Outdoor living space, where does it start and stop?
I searched the internet to find the perfect definition of an outdoor living space, and to my surprise I came up short, even Wikipedia left me hanging. In my opinion, creating an inviting outdoor living space is similar to that of changing your house into a home. They both require an investment of time and materials. They both require the owner to personalize the space. Some of the adverbs I’d utilize to describe this place would be, comfortable, welcoming, functional, interesting,… etc. Establishing such takes ability, creativity, experience, and a personal investment in the effort (a.k.a “time and money”). This definition includes both you and the people doing the work.
Outdoor living can consist of both structural and natural elements. The tactful combination of these elements determines the overall success of the project. Structural elements that come to mind include but are not limited to a pergola, deck, outdoor furniture, grill, patio, fire pit, hearth, etc. Natural elements would be plantings, lighting, contours, fragrance, water, stone, sound, etc. The outdoor living space is not to be confused with an outdoor kitchen. An outdoor kitchen is simply structural elements in combination with the needed appliances to cook outdoors. Therefore the outdoor living space may include an outdoor kitchen but is not limited to having one. A growing trend in residential landscaping is that of placing more emphasis into the outdoor living space. This is perhaps one of the most cost effective home improvements.
Improving your home is always a good investment. In the current economic environment, people are staying home. Adding to your home’s value is smart, it positions you well if ever decide to sell your home as it makes your home more marketable. At the same time, it improves your way of life and adds to your overall health and well being by placing you in direct contact with the outdoors.
Poolside – Projects
As I said before, pools make our job easier. Look at the color and interest, couple that with the reflection off the water and you have a recipe for success.
Rose – Project before and afters
Well what do you think. We gutted the pond and built an entirely new one. Tree’s were added for shade and dimension. Plantings were changed to better fit the design and mood we were shooting for. Boulders and contours were added as a backbone to this landscape. Finally, lighting was introduced, which tied the whole project together and extended the use of this special area.
Tennity – A beginning… there was turf?
Here is what we started with in July. A basic back yard with a large expanse of turf and limited landscaping. The Tennity’s had quite the check list of needs. Our plan covered most of them, and we added a few additions along the way to bring the entire project together. To date this has been my toughest back yard renovation and most rewarding. I’ve learned a great deal from this project. Namely, with the right equipment, planning, and motivation, anything is possible.
Tennity – After pictures.
Here are some after installation photos.

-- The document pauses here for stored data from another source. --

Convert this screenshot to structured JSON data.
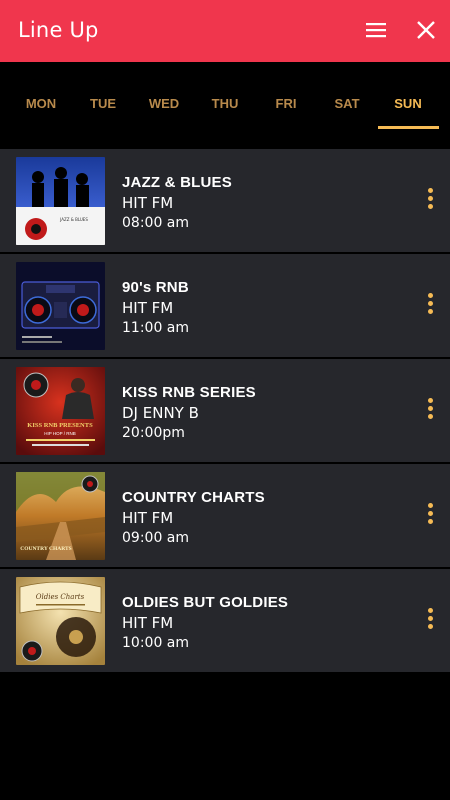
{
  "appbar": {
    "title": "Line Up",
    "menu_icon": "hamburger-menu-icon",
    "close_icon": "close-icon",
    "color": "#f0364d"
  },
  "days": {
    "items": [
      "MON",
      "TUE",
      "WED",
      "THU",
      "FRI",
      "SAT",
      "SUN"
    ],
    "selected": "SUN",
    "accent": "#f6bb55"
  },
  "shows": [
    {
      "title": "JAZZ & BLUES",
      "host": "HIT FM",
      "time": "08:00 am"
    },
    {
      "title": "90's RNB",
      "host": "HIT FM",
      "time": "11:00 am"
    },
    {
      "title": "KISS RNB SERIES",
      "host": "DJ ENNY B",
      "time": "20:00pm"
    },
    {
      "title": "COUNTRY CHARTS",
      "host": "HIT FM",
      "time": "09:00 am"
    },
    {
      "title": "OLDIES BUT GOLDIES",
      "host": "HIT FM",
      "time": "10:00 am"
    }
  ],
  "thumbnails": {
    "jazz": [
      "JAZZ & BLUES"
    ],
    "country": [
      "COUNTRY CHARTS"
    ],
    "kiss": [
      "KISS RNB PRESENTS",
      "HIP HOP / RNB"
    ],
    "oldies": [
      "Oldies Charts"
    ]
  }
}
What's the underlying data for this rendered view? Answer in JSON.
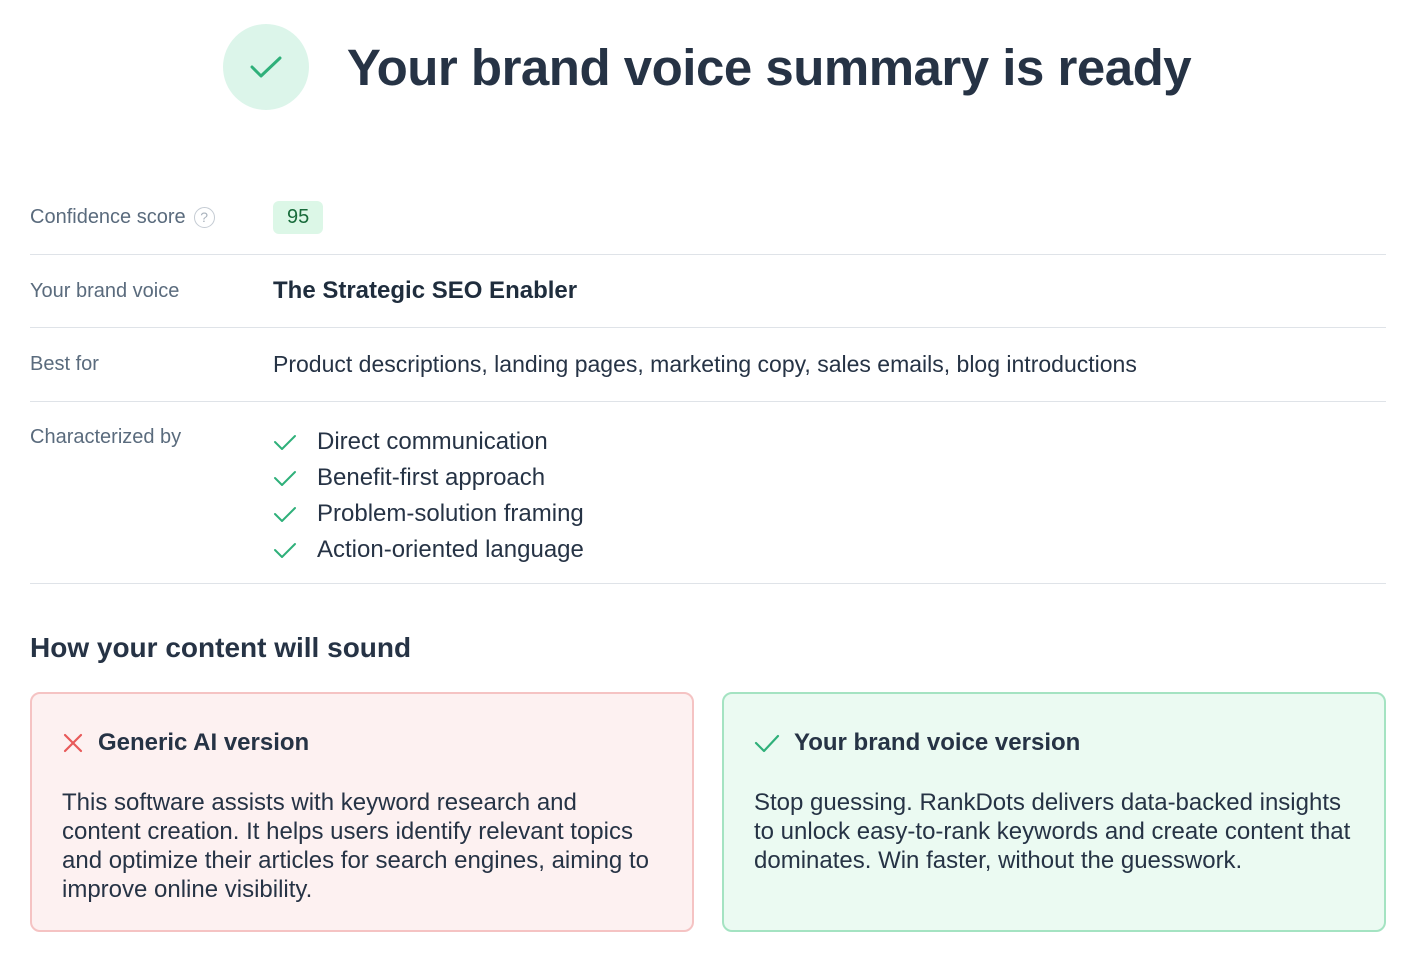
{
  "header": {
    "title": "Your brand voice summary is ready",
    "icon": "check-icon",
    "accent_color": "#2fb07a"
  },
  "summary": {
    "confidence": {
      "label": "Confidence score",
      "help_icon": "question-icon",
      "value": "95"
    },
    "voice": {
      "label": "Your brand voice",
      "value": "The Strategic SEO Enabler"
    },
    "best_for": {
      "label": "Best for",
      "value": "Product descriptions, landing pages, marketing copy, sales emails, blog introductions"
    },
    "traits": {
      "label": "Characterized by",
      "items": [
        "Direct communication",
        "Benefit-first approach",
        "Problem-solution framing",
        "Action-oriented language"
      ]
    }
  },
  "comparison": {
    "title": "How your content will sound",
    "generic": {
      "title": "Generic AI version",
      "icon": "x-icon",
      "color": "#e85a5a",
      "body": "This software assists with keyword research and content creation. It helps users identify relevant topics and optimize their articles for search engines, aiming to improve online visibility."
    },
    "brand": {
      "title": "Your brand voice version",
      "icon": "check-icon",
      "color": "#2fb07a",
      "body": "Stop guessing. RankDots delivers data-backed insights to unlock easy-to-rank keywords and create content that dominates. Win faster, without the guesswork."
    }
  }
}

Note: the color both in bloom and foliage. Contrast is everywhere, and bold distinctions abound through this landscape. We installed a retaining wall for the elevation changed to accommodate the pool. As you can see we added a dry creek bed to eliminate trapped water. Then we installed a flagstone path to the golf course.
Zysset – Project after pictures
This project is filling in nicely wouldn’t you say. This was a major renovation, with essentially most of the back yard being torn out. We worked around the large trees, contracted concrete experts to weave the sidewalk and steps through the landscape down the slope. The deck was added using composit materials for durability. A sound system was built into the landscape as construction ensued, lighting was also built into the project. This picture just doesn’t do the project justice, you just have to be there and interact with the space to have a feel for how much is going on!